The UN Police Adviser, Ann-Marie Orler, said that the organization's initiative to boost the number of female police officers deployed in peacekeeping missions around the globe was recording 'significant' progress. The Pan African News Agency (PANA) recalled that the initiative, tagged: 'Global Effort was launched in August, last year.'
It is aimed at more than doubling the proportion of women in UN Police (UNPOL) to 20 per cent by 2014.
Speaking at the annual training conference of the International Association of Women Police in Minneapolis, US, on Wednesday, Orler said: 'Today, about 8.7 per cent of the almost 14,000 UNPOL deployed around the world ' or 1,218' are women'.
In a copy of her speech, given to the PANA in New York on Thursday, she noted that, 'although, it is only been a year since we launched the Global Effort, but we are seeing encouraging signs and real progress.
'In every meeting that I have with Member States, I raise the issue and in every meeting, I am met with a positive response,' she said.

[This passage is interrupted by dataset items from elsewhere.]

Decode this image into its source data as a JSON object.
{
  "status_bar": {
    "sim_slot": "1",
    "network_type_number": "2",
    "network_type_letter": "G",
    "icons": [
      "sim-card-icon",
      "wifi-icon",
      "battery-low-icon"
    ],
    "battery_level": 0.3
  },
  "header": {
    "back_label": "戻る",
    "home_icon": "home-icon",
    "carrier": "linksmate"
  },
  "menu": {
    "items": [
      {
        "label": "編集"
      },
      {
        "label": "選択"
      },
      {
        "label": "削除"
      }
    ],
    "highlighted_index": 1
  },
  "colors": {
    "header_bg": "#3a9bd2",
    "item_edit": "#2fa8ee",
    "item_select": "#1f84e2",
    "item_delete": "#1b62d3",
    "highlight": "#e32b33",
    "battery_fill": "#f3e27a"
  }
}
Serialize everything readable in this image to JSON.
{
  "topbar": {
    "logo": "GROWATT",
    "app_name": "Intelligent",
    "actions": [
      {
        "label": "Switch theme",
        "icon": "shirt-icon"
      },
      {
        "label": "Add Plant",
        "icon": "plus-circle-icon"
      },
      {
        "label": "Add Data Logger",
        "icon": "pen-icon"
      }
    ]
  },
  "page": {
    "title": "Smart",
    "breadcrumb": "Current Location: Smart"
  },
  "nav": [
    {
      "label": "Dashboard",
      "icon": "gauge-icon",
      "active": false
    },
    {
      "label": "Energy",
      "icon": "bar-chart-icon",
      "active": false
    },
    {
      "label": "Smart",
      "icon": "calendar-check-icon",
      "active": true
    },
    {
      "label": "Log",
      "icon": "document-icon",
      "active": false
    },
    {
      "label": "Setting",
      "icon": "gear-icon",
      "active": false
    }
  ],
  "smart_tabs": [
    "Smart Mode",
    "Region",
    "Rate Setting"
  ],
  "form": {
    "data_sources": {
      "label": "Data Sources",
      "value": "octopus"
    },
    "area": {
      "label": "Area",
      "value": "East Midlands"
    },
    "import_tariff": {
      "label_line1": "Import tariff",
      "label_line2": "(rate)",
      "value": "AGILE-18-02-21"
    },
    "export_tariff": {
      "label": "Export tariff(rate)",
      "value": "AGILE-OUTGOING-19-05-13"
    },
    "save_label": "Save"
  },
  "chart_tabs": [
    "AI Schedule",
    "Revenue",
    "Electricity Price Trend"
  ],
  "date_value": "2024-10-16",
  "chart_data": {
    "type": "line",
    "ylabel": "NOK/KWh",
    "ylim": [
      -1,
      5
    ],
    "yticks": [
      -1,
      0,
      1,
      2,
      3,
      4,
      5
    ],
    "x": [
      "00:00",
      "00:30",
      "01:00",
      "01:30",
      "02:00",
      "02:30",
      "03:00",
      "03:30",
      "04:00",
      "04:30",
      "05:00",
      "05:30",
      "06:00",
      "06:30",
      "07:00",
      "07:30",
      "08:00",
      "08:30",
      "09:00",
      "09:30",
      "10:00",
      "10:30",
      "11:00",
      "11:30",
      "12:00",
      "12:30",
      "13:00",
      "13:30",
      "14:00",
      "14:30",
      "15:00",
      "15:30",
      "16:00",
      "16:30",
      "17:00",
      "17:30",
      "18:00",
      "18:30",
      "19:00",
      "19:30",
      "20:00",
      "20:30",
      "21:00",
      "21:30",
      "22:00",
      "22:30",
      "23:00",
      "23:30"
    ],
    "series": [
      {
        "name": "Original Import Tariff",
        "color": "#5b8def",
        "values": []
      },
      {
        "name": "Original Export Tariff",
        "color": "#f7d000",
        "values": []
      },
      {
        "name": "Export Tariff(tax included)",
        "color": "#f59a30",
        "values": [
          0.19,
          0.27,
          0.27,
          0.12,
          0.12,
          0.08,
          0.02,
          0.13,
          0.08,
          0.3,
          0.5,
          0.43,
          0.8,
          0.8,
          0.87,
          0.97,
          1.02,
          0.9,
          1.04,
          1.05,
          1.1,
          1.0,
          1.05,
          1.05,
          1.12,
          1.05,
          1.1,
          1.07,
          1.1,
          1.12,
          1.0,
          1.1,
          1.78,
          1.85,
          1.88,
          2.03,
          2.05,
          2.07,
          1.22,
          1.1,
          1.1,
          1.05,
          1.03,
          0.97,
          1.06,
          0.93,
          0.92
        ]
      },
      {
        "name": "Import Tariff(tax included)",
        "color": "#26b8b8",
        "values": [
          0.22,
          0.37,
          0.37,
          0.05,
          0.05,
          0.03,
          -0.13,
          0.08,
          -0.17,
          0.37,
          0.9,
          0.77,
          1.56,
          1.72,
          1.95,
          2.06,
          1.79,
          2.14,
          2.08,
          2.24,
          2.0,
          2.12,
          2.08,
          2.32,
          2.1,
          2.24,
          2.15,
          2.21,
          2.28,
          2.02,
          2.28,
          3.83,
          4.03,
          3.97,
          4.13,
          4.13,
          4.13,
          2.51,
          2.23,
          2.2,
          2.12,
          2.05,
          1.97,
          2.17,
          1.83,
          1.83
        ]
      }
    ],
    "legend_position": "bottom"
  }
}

The UN police adviser disclosed that, 'Bangladesh deployed its first all-female formed police unit (FPU) to Haiti in June while India first deployed an all-female police unit to Liberia in 2007 and continues to do so now for the fourth year in a row.'
According to her: 'The joint UN-African Union peacekeeping force in Darfur received 136 female officers from Bangladesh, Gambia, Ghana, Namibia, Tanzania and Zimbabwe'.
She also said that the mission was expecting another 19 female police officers from Pakistan later this year.
'In addition, Rwanda will be deploying 130 female police officers later this year. Overall, the number of women has increased in almost every mission where UN Police are deployed,' Orler, who led a delegation of more than 50 policewomen from 40 countries to the conference, stated.
The UN official also added that increasing the number of women was not just about tackling sexual and gender-based violence.
'More generally, the presence of female police officers provides trust and confidence in the police. Female police officers play an important role as security providers, mediators, investigators and trainers in reconstructing police services around the world,' she noted.
Orler further said that, 'female police officers have a major impact as role mod els for the populations whom they serve'.